Israel’s fire department has already had to fight around 450 fires started by the burning kites.
“We consider it a kind of terrorist attack,” says Yoram Levi, spokesman for the fire and rescue authorities. “They want to set fire to our land.” Gilad Erdan, minister of public safety, has issued a call to target those Palestinians responsible for killing.
Israel’s Defence Ministry says about 9 square kilometres of land – pastures, forests, fields – had been destroyed. Media reports cite a figure of around 1.4 million dollars in damage inflicted. But, so far, no people have been injured and no buildings damaged.

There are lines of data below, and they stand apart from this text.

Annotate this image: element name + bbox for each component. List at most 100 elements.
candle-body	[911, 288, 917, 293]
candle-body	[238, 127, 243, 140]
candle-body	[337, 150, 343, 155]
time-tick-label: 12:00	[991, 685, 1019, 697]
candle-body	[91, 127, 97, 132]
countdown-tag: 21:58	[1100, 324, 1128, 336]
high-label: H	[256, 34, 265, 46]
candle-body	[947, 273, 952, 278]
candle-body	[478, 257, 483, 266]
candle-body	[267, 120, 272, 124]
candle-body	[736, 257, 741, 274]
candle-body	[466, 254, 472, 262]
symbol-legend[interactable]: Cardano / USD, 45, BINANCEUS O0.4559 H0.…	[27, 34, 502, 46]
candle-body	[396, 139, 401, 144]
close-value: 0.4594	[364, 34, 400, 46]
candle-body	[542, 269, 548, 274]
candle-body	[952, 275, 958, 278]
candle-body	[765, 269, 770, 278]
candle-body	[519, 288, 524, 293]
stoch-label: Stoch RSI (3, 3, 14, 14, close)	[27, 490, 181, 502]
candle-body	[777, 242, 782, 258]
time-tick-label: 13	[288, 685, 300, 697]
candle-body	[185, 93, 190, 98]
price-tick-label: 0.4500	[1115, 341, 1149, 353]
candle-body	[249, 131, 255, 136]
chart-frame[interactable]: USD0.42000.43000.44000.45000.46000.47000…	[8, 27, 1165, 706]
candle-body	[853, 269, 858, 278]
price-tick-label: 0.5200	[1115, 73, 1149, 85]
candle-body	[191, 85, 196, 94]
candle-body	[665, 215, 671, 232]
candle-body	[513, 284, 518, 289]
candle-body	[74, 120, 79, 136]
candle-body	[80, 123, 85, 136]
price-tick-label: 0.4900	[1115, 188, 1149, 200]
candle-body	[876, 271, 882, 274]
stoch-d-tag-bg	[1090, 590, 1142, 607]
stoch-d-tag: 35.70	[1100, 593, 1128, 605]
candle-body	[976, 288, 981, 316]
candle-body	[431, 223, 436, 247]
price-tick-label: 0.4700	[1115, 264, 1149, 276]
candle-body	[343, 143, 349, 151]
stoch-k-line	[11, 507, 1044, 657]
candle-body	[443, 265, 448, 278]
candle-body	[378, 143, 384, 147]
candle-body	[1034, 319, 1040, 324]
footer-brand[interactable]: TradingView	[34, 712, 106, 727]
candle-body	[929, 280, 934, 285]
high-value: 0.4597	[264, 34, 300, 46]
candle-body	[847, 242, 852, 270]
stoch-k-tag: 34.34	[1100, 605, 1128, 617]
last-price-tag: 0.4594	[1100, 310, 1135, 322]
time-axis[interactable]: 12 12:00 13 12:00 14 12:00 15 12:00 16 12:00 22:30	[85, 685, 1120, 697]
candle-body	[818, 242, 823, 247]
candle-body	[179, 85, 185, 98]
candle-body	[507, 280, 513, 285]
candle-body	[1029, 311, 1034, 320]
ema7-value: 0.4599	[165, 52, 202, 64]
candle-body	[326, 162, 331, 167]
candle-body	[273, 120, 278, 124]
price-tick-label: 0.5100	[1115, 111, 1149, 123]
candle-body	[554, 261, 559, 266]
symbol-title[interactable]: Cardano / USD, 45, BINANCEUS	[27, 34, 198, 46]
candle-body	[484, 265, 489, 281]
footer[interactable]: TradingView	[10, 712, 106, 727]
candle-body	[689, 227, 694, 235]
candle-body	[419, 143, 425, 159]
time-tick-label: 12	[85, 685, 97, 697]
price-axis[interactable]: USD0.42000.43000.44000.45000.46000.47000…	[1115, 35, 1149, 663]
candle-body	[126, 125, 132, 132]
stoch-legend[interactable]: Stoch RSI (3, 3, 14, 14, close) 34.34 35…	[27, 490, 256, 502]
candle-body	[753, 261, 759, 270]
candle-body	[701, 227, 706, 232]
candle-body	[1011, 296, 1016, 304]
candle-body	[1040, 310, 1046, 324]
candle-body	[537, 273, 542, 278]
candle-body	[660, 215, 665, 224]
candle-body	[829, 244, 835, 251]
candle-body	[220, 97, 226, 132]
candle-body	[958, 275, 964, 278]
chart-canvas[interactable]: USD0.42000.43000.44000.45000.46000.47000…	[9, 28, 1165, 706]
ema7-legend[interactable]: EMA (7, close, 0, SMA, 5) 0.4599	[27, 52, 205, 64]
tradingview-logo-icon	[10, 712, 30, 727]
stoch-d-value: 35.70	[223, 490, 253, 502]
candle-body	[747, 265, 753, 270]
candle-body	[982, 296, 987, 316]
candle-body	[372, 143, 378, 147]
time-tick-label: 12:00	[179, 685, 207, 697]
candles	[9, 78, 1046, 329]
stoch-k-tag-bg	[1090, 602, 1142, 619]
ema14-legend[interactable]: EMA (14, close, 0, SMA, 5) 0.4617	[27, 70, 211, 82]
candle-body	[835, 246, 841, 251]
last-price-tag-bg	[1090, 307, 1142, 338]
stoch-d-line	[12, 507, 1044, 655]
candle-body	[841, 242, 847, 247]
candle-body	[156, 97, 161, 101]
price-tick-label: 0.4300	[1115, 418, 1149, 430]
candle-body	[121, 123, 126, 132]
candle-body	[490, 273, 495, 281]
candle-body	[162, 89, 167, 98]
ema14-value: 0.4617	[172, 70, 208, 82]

Some 50,000 people live in southern Israel along the 60-kilometre-long border with the Gaza Strip.
Hamas spokesman Abdulatif Al-Kanuwa describes the fire-bearing kites as “one of the peaceful means that has been developed by peaceful demonstrators in order to peacefully resist the Zionist occupation.”
But those on the ground flying the kites – mainly young Palestinian men – say one of the benefits is the damage they can hopefully cause.
Abu Tha’er (not his real name), 25, reports he flies kites almost every day from an area of the eastern part of Gaza City that is close to the border.
“These kites are hand-made by young Gazan men,” he said. Pieces of cloth, nylon, cotton or other materials soaked in kerosene are tied to the kite and set ablaze as it goes aloft.
“At a certain height we cut the string and the kite with the flame drifts down onto the farm areas inside the occupied lands of Palestine and cause huge fires,” he said. The warm, westerly winds often carry the kites for kilometers inside Israeli territory.
He describes it as a diversionary tactic.
“(This makes) the Jews busy in extinguishing the flames and then we infiltrate and go back to our lands,” Abu Tha’er said. The activists won’t stop until the Israeli blockade of the Gaza Strip is ended and they can return to the villages of their ancestors, he said, referring to the mass expulsion of hundreds of thousands of Palestinians from their lands at Israel’s foundation in 1948.
“Kites are simple and don’t cost very much money. We will keep flying them until the goals of the ‘Great March of Return’ are achieved, mainly ending the siege imposed on the Gaza Strip,” he said.
“Three days ago, our kites burned 100 dunams [100,000 square meters] of agricultural fields and the media talked about it,” he said.
“We usually produce 50 to 60 kites every week in eastern Gaza only. Other areas in the eastern Gaza Strip fly 70 to 80 kites every week.” He said that, since the beginning of the border protest marches, hundreds of flame-bearing kites had landed “inside our occupied Palestinian lands and caused great losses when huge fires damaged those fields.”
The Israeli army reports using drones to stop the fire-bearing kites by simply colliding with them. “We have a success rate of over 90 per cent,” says the officer in charge of the operation, Nadav Livni. So far, more than 500 kites and helium-filled balloons had been stopped in this manner.
Daniel Rachamim says that the damage at his kibbutz from the fires came to around 200,000 dollars. But, despite the attacks, which also include rockets sometimes, neither he nor his colleagues give any thought to giving up. “I hope that the Palestinians one day will understand that they won’t be able to drive us away from here.”